UE propõe 20 bilhões de Euros para conter desmatamento
Daniela Chiaretti, de Poznan
A Conferência das Nações Unidas sobre Mudança Climática começou ontem, em Poznan, na Polônia, com uma notícia que pode esquentar a temperatura das negociações nos próximos dias: a União Européia lançará uma proposta muito ambiciosa para conservar as florestas tropicais e evitar o desmatamento, ao custo de 20 bilhões de euros ao ano.
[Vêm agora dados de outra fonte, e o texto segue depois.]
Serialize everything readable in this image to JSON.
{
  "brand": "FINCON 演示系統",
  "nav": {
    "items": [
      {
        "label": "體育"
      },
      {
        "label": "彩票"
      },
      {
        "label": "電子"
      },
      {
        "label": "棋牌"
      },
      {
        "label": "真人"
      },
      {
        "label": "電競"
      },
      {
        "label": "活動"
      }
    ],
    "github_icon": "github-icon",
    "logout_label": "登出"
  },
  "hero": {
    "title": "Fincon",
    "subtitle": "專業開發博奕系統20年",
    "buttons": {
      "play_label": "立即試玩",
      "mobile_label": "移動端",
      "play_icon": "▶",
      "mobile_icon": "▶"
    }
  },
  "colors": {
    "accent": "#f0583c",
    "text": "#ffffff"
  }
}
Esta é a boa surpresa. O outro lado da moeda é o objetivo da União Européia (UE) com as doações que pode fazer aos países donos das florestas. Parece meta de ONG, mas foi Artur Runge-Meztger, representante da UE, quem declarou: "A idéia é reduzirmos pela metade o desmatamento no mundo em 2020 e ter zero de desmatamento em 2030". Nos próximos dias a proposta será votada pelos países-membros da UE em Bruxelas e aterrissará em Poznan na segunda semana da megaconferência, junto com o alto escalão ministerial dos 190 países presentes.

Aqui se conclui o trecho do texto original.